Stravinskij, appunto. La Danza sacrale che chiude la Sagra venne ritenuta, a suo tempo, il delirio d’un pazzo e comunque ineseguibile per come in un ritmo così veloce ogni battuta richiede una diversa pulsazione ritmica. Oggi non è più così ma c’è modo e modo di affrontare la pagina. Chailly e la Filarmonica l’hanno fatto gettandovisi dentro ma con una implacabile esattezza, con un gusto «fisico» del suono, una «confidenza» che ci paiono traguardi significativi.

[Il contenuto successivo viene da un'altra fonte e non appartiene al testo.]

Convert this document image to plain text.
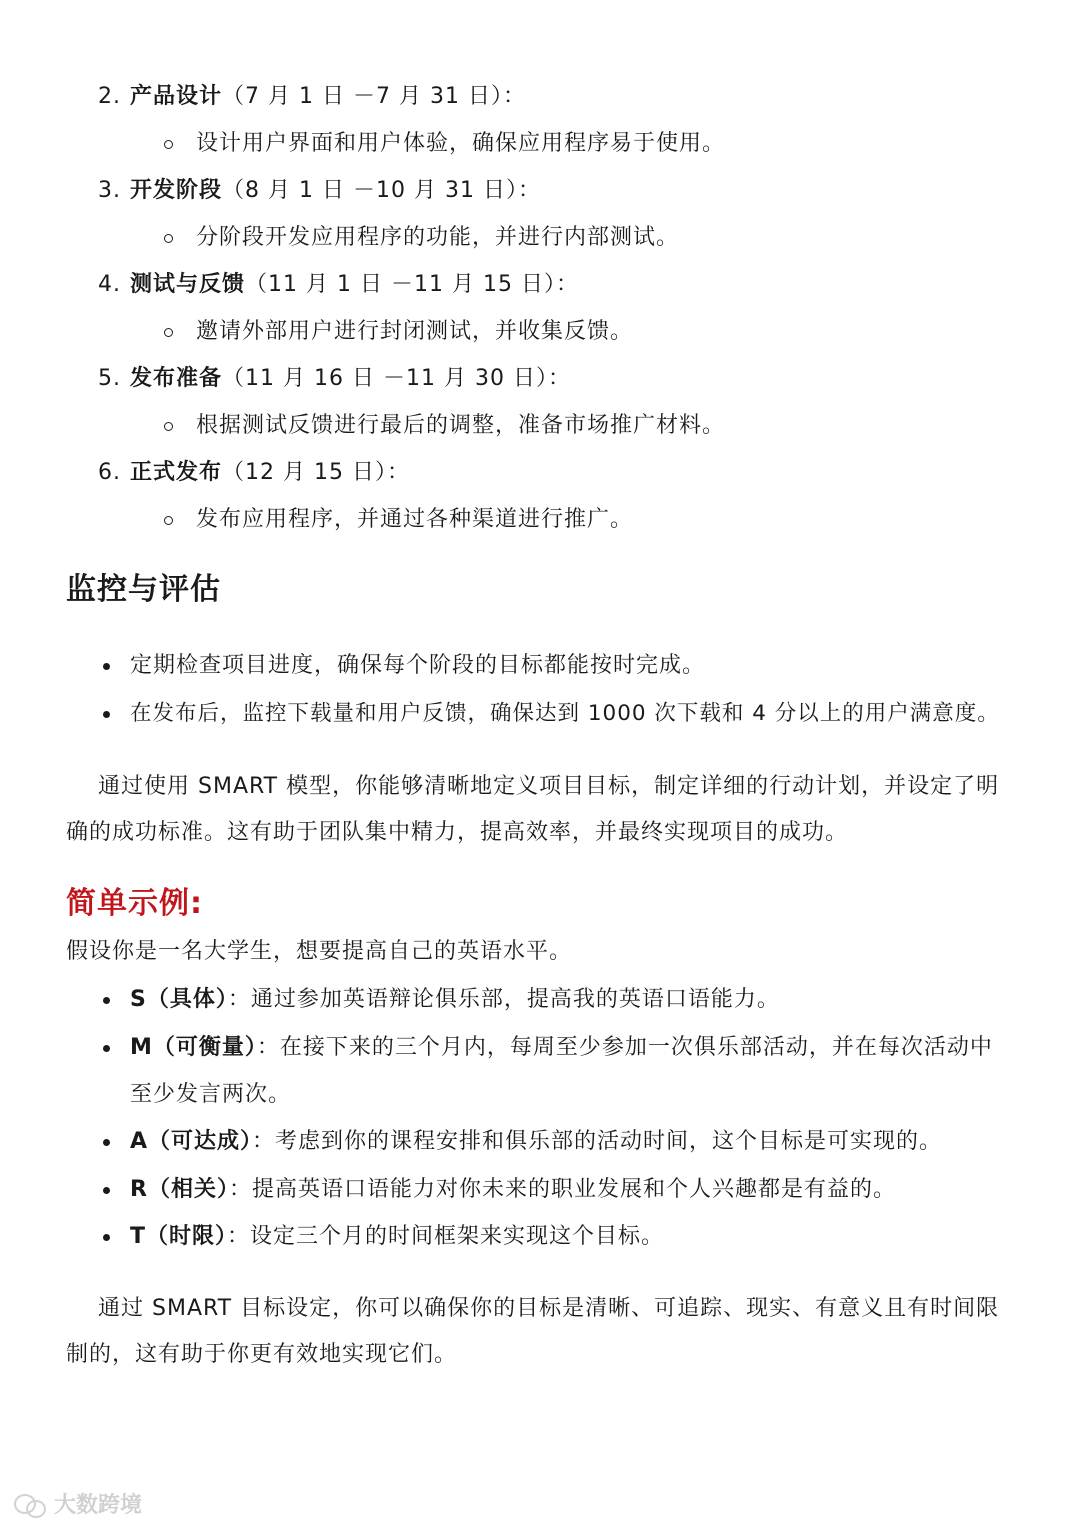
2. 产品设计（7 月 1 日 －7 月 31 日）：
设计用户界面和用户体验，确保应用程序易于使用。
3. 开发阶段（8 月 1 日 －10 月 31 日）：
分阶段开发应用程序的功能，并进行内部测试。
4. 测试与反馈（11 月 1 日 －11 月 15 日）：
邀请外部用户进行封闭测试，并收集反馈。
5. 发布准备（11 月 16 日 －11 月 30 日）：
根据测试反馈进行最后的调整，准备市场推广材料。
6. 正式发布（12 月 15 日）：
发布应用程序，并通过各种渠道进行推广。
监控与评估
定期检查项目进度，确保每个阶段的目标都能按时完成。
在发布后，监控下载量和用户反馈，确保达到 1000 次下载和 4 分以上的用户满意度。
通过使用 SMART 模型，你能够清晰地定义项目目标，制定详细的行动计划，并设定了明
确的成功标准。这有助于团队集中精力，提高效率，并最终实现项目的成功。
简单示例:
假设你是一名大学生，想要提高自己的英语水平。
S（具体）：通过参加英语辩论俱乐部，提高我的英语口语能力。
M（可衡量）：在接下来的三个月内，每周至少参加一次俱乐部活动，并在每次活动中
至少发言两次。
A（可达成）：考虑到你的课程安排和俱乐部的活动时间，这个目标是可实现的。
R（相关）：提高英语口语能力对你未来的职业发展和个人兴趣都是有益的。
T（时限）：设定三个月的时间框架来实现这个目标。
通过 SMART 目标设定，你可以确保你的目标是清晰、可追踪、现实、有意义且有时间限
制的，这有助于你更有效地实现它们。
大数跨境
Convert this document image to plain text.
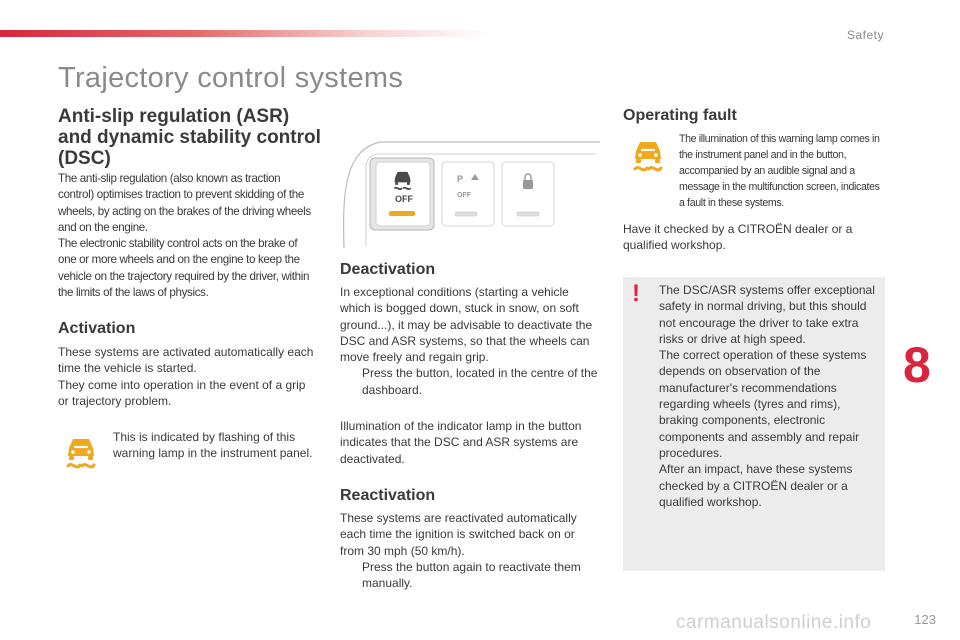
Safety
Trajectory control systems
Anti-slip regulation (ASR) and dynamic stability control (DSC)

The anti-slip regulation (also known as traction control) optimises traction to prevent skidding of the wheels, by acting on the brakes of the driving wheels and on the engine.

The electronic stability control acts on the brake of one or more wheels and on the engine to keep the vehicle on the trajectory required by the driver, within the limits of the laws of physics.

Activation

These systems are activated automatically each time the vehicle is started.

They come into operation in the event of a grip or trajectory problem.

This is indicated by flashing of this warning lamp in the instrument panel.

OFF
P
OFF
Deactivation

In exceptional conditions (starting a vehicle which is bogged down, stuck in snow, on soft ground...), it may be advisable to deactivate the DSC and ASR systems, so that the wheels can move freely and regain grip.

Press the button, located in the centre of the dashboard.

Illumination of the indicator lamp in the button indicates that the DSC and ASR systems are deactivated.

Reactivation

These systems are reactivated automatically each time the ignition is switched back on or from 30 mph (50 km/h).

Press the button again to reactivate them manually.

Operating fault

The illumination of this warning lamp comes in the instrument panel and in the button, accompanied by an audible signal and a message in the multifunction screen, indicates a fault in these systems.

Have it checked by a CITROËN dealer or a qualified workshop.

! The DSC/ASR systems offer exceptional safety in normal driving, but this should not encourage the driver to take extra risks or drive at high speed.

The correct operation of these systems depends on observation of the manufacturer's recommendations regarding wheels (tyres and rims), braking components, electronic components and assembly and repair procedures.

After an impact, have these systems checked by a CITROËN dealer or a qualified workshop.

8
carmanualsonline.info	123
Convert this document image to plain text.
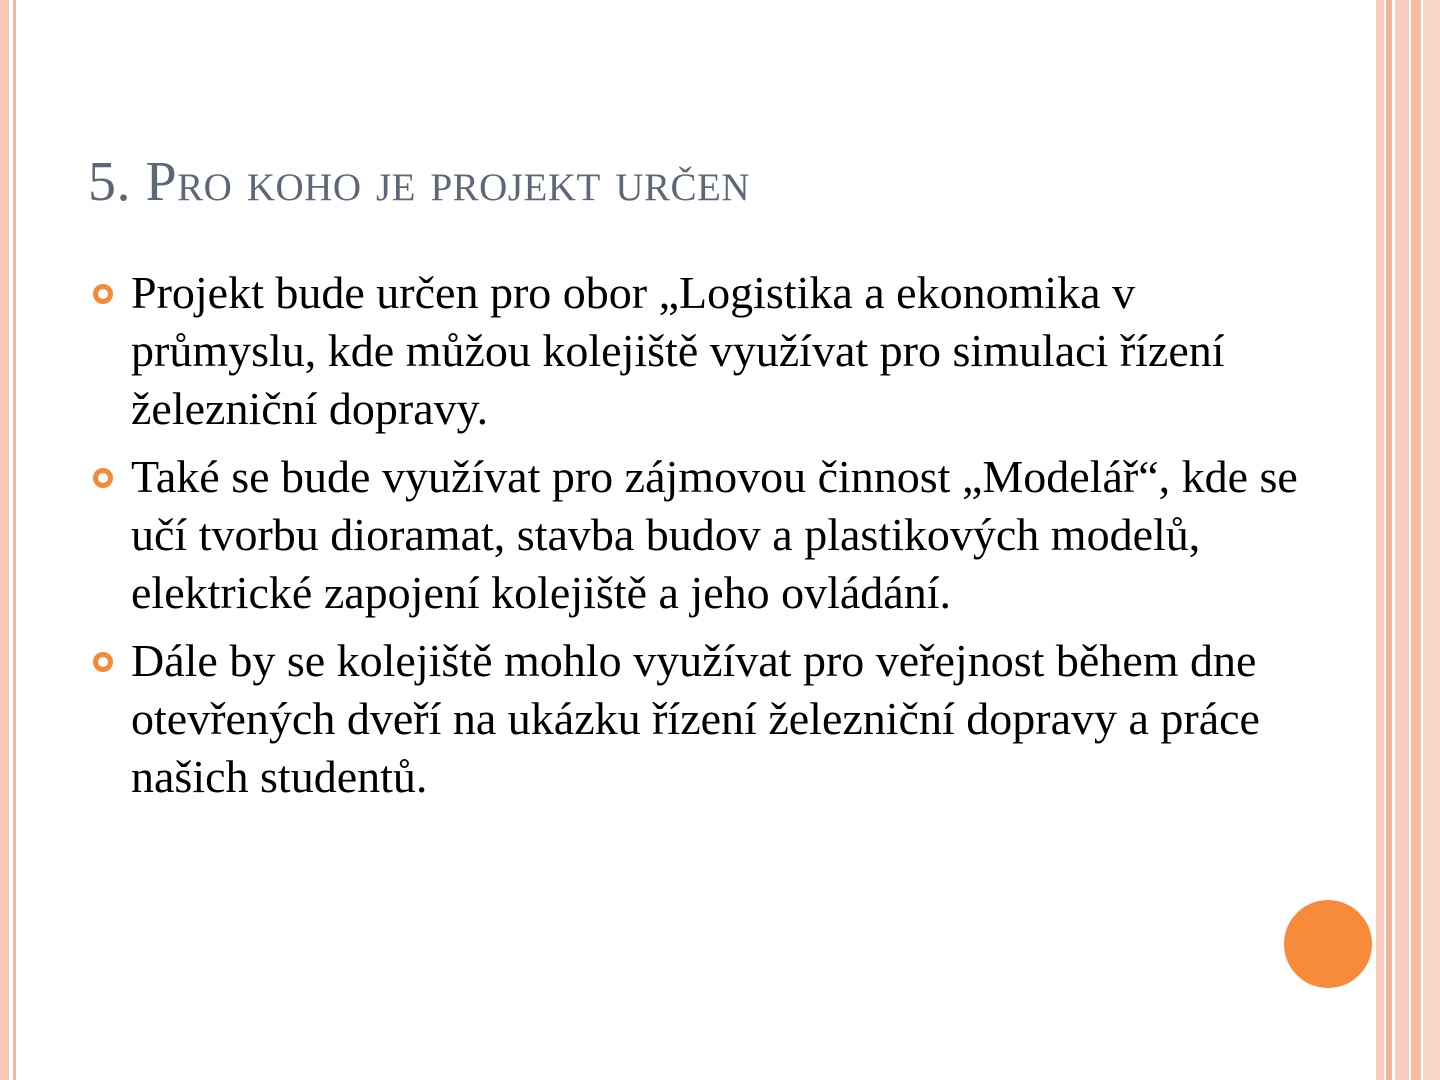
5. Pro koho je projekt určen
Projekt bude určen pro obor „Logistika a ekonomika v průmyslu, kde můžou kolejiště využívat pro simulaci řízení železniční dopravy.
Také se bude využívat pro zájmovou činnost „Modelář“, kde se učí tvorbu dioramat, stavba budov a plastikových modelů, elektrické zapojení kolejiště a jeho ovládání.
Dále by se kolejiště mohlo využívat pro veřejnost během dne otevřených dveří na ukázku řízení železniční dopravy a práce našich studentů.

Anche Henze - quattro danze e in mezzo uno slargo lirico capace di forti crescendo emotivi - sotto la bacchetta di Chailly diventava una pagina «di successo». Per non parlare di un brano nato per strappare i consensi come il Secondo di Rachmaninoff. Sul solista, il ventiquattrenne cinese Lang Lang, tutti giurano miracoli. È certo un pianista nato - applausi a pioggia - e basta l’immedesimazione nel suono (quasi il pianoforte suonasse da solo) del celebre attacco. Noi abbiamo notato un tessuto orchestrale di voluttuoso, sensuale, spiegato sinfonismo cui non rispondeva un solista dai modi assai cincischiati, tutto preziosità, arabeschi, miniature da orafo senza però l’idea globale della partitura. Controprova il bis: un Sogni dalla Scene infantili di Schumann dall’estenuato bamboleggiare.


All’inizio, come in Senso di Visconti, un grido «Questa è una città» e il lancio risorgimentale (anzi elettorale) di volantini dell omonimo gruppo di «46 candidati esterni, né di destra né di sinistra» per il rilancio di Milano.